Não aceito essa tolice que o que tem que ser bom para um tem que ser bom para ambos.
Mentira, numa relação a dois, um sempre se beneficia mais do que o outro.
Um renuncia pelo prazer do outro.
Um se anula para que o outro viva.
.Um se apaga para que outro brilhe.
Uma dama que um dia foi minha, me contestou dizendo: você está enganado Anderson, ninguém me tocou depois de você.
Tenho saído sim , ido festas a cinemas e não foi por falta de convites que eu não tive alguém.
Eu ri e pensei : nossa já é mais uma prostituta, não serve para mais nada salvo para farras (surubas)
Mais uma puta no mercado, pois chegou ao ponto de permitir que a convidassem para um bacanal mesmo a dois é um bacanal.
Lamentavelmente compreendi que a minha vida entre um orgasmo e outro só existe durante o repouso "in loco" desses orgasmos.
Longe da cama, longe de mim tudo é pecado e quase crime.

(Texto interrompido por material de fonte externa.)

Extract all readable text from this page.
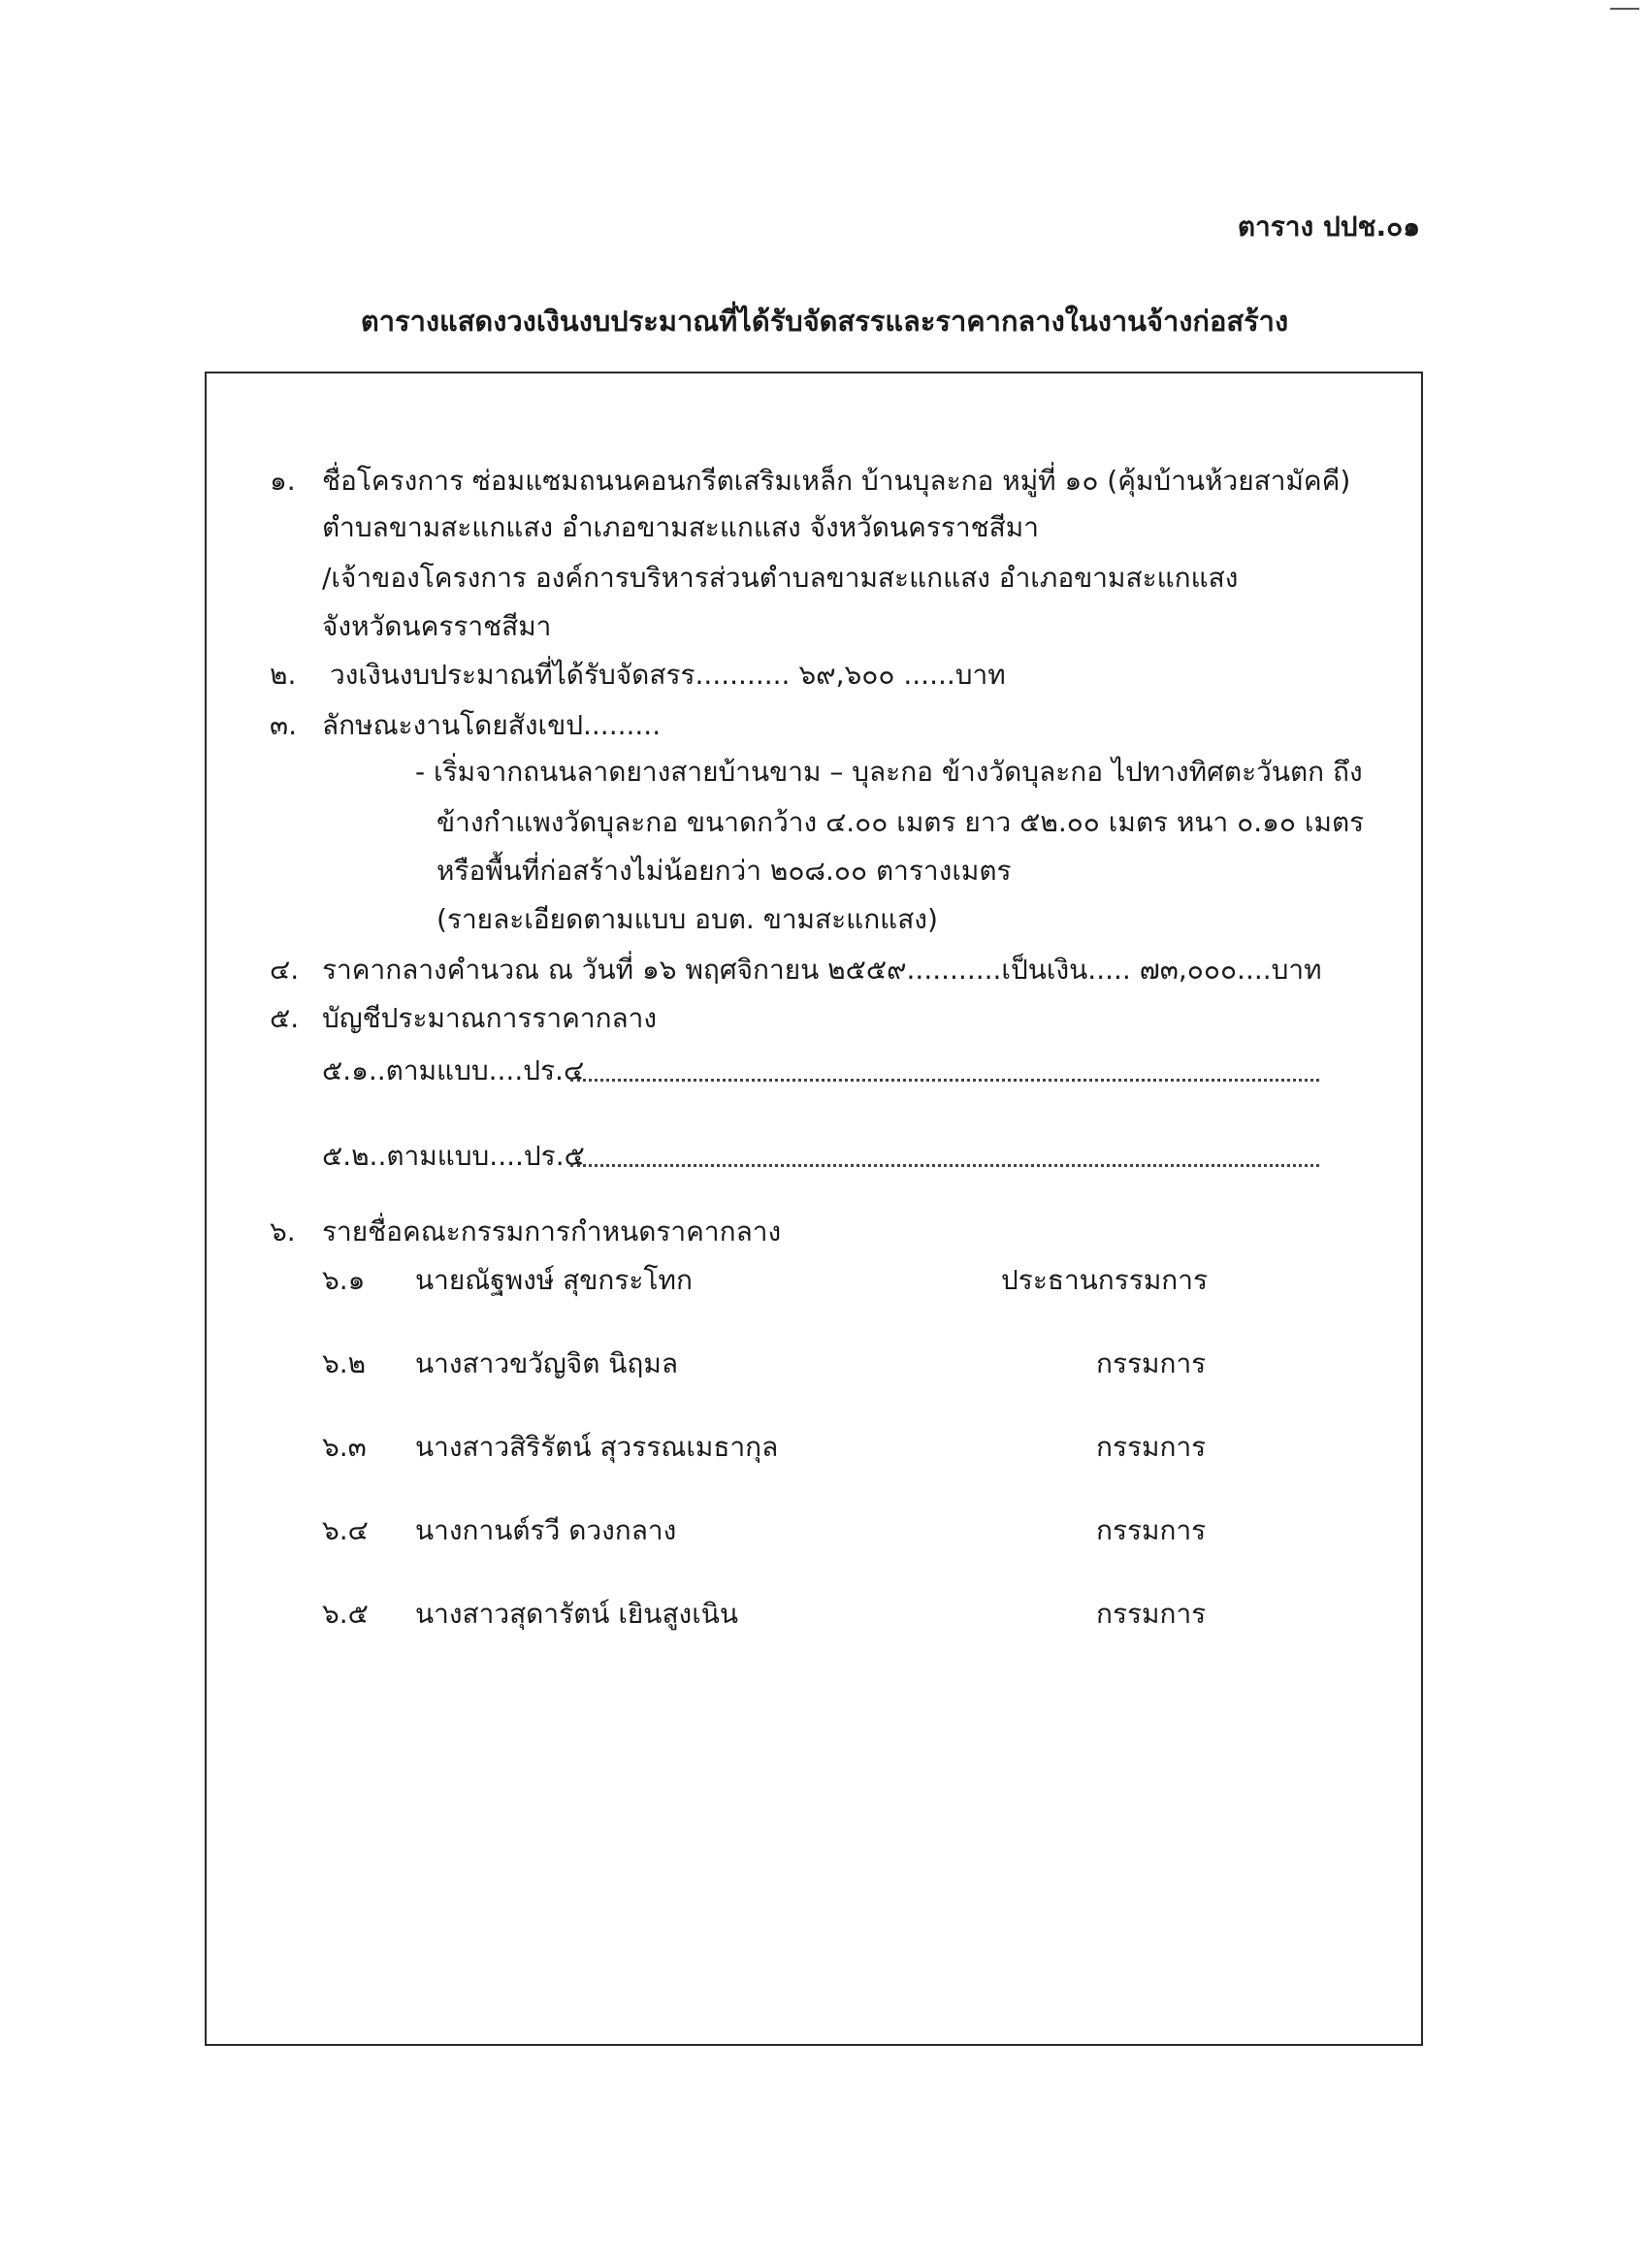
ตาราง ปปช.๐๑
ตารางแสดงวงเงินงบประมาณที่ได้รับจัดสรรและราคากลางในงานจ้างก่อสร้าง
๑. ชื่อโครงการ ซ่อมแซมถนนคอนกรีตเสริมเหล็ก บ้านบุละกอ หมู่ที่ ๑๐ (คุ้มบ้านห้วยสามัคคี)
ตำบลขามสะแกแสง อำเภอขามสะแกแสง จังหวัดนครราชสีมา
/เจ้าของโครงการ องค์การบริหารส่วนตำบลขามสะแกแสง อำเภอขามสะแกแสง
จังหวัดนครราชสีมา
๒. วงเงินงบประมาณที่ได้รับจัดสรร........... ๖๙,๖๐๐ ......บาท
๓. ลักษณะงานโดยสังเขป.........
- เริ่มจากถนนลาดยางสายบ้านขาม – บุละกอ ข้างวัดบุละกอ ไปทางทิศตะวันตก ถึง
ข้างกำแพงวัดบุละกอ ขนาดกว้าง ๔.๐๐ เมตร ยาว ๕๒.๐๐ เมตร หนา ๐.๑๐ เมตร
หรือพื้นที่ก่อสร้างไม่น้อยกว่า ๒๐๘.๐๐ ตารางเมตร
(รายละเอียดตามแบบ อบต. ขามสะแกแสง)
๔. ราคากลางคำนวณ ณ วันที่ ๑๖ พฤศจิกายน ๒๕๕๙...........เป็นเงิน..... ๗๓,๐๐๐....บาท
๕. บัญชีประมาณการราคากลาง
๕.๑..ตามแบบ....ปร.๔
๕.๒..ตามแบบ....ปร.๕
๖. รายชื่อคณะกรรมการกำหนดราคากลาง
๖.๑ นายณัฐพงษ์ สุขกระโทก	ประธานกรรมการ
๖.๒ นางสาวขวัญจิต นิฤมล	กรรมการ
๖.๓ นางสาวสิริรัตน์ สุวรรณเมธากุล	กรรมการ
๖.๔ นางกานต์รวี ดวงกลาง	กรรมการ
๖.๕ นางสาวสุดารัตน์ เยินสูงเนิน	กรรมการ
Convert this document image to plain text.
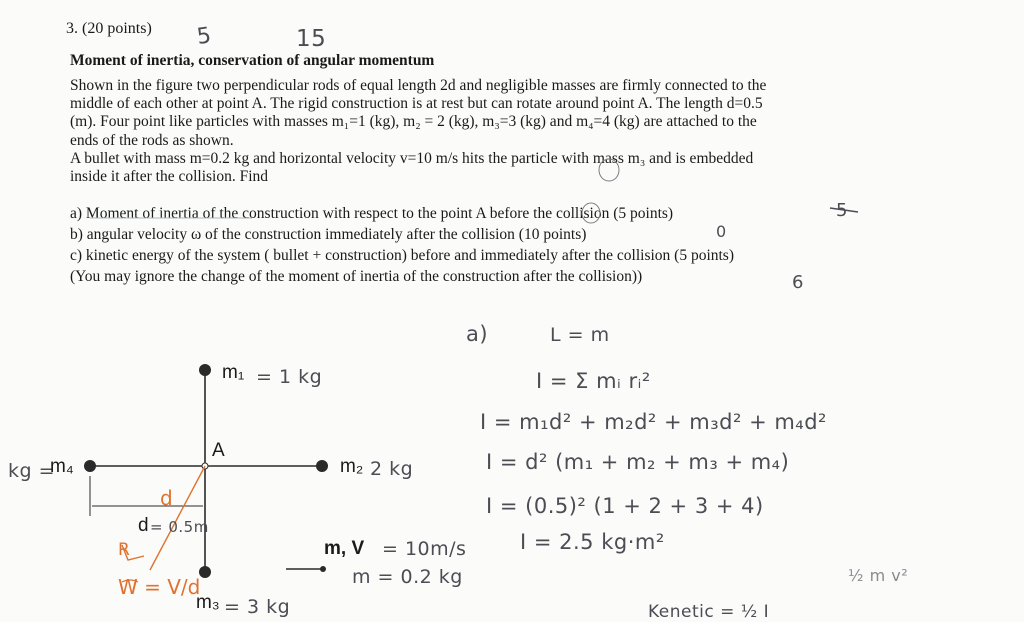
3. (20 points) 5	15
Moment of inertia, conservation of angular momentum
Shown in the figure two perpendicular rods of equal length 2d and negligible masses are firmly connected to the
middle of each other at point A. The rigid construction is at rest but can rotate around point A. The length d=0.5
(m). Four point like particles with masses m₁=1 (kg), m₂ = 2 (kg), m₃=3 (kg) and m₄=4 (kg) are attached to the
ends of the rods as shown.
A bullet with mass m=0.2 kg and horizontal velocity v=10 m/s hits the particle with mass m₃ and is embedded
inside it after the collision. Find
a) Moment of inertia of the construction with respect to the point A before the collision (5 points)
b) angular velocity ω of the construction immediately after the collision (10 points)
c) kinetic energy of the system ( bullet + construction) before and immediately after the collision (5 points)
(You may ignore the change of the moment of inertia of the construction after the collision))
5
0
6
A
m₁ = 1 kg
m₂ 2 kg
m₃ = 3 kg
kg =
m₄
d = 0.5m
d
W = V/d
R	m, V = 10m/s
m = 0.2 kg
a)	L = m
I = Σ mᵢ rᵢ²
I = m₁d² + m₂d² + m₃d² + m₄d²
I = d² (m₁ + m₂ + m₃ + m₄)
I = (0.5)² (1 + 2 + 3 + 4)
I = 2.5 kg·m²
½ m v²
Kenetic = ½ I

Assim como deus, exijo que até para me amar, servir-me e me obedecer, a renúncia absoluta desse objeto mulher, total, ampla geral e irrestrita.
Se um dia aparecer na minha vida alguém assim e que me desperte o desejo e a paixão saberei que encontrei o amor.Anderson Alencar – STORM – Amor bandido que para ele a mulher trai com um olhar, um sorriso, um comentário infeliz e ás vezes até se calando e que tem que renunciar a tudo e a todos se sonhar em querer ser algo importante na minha vida.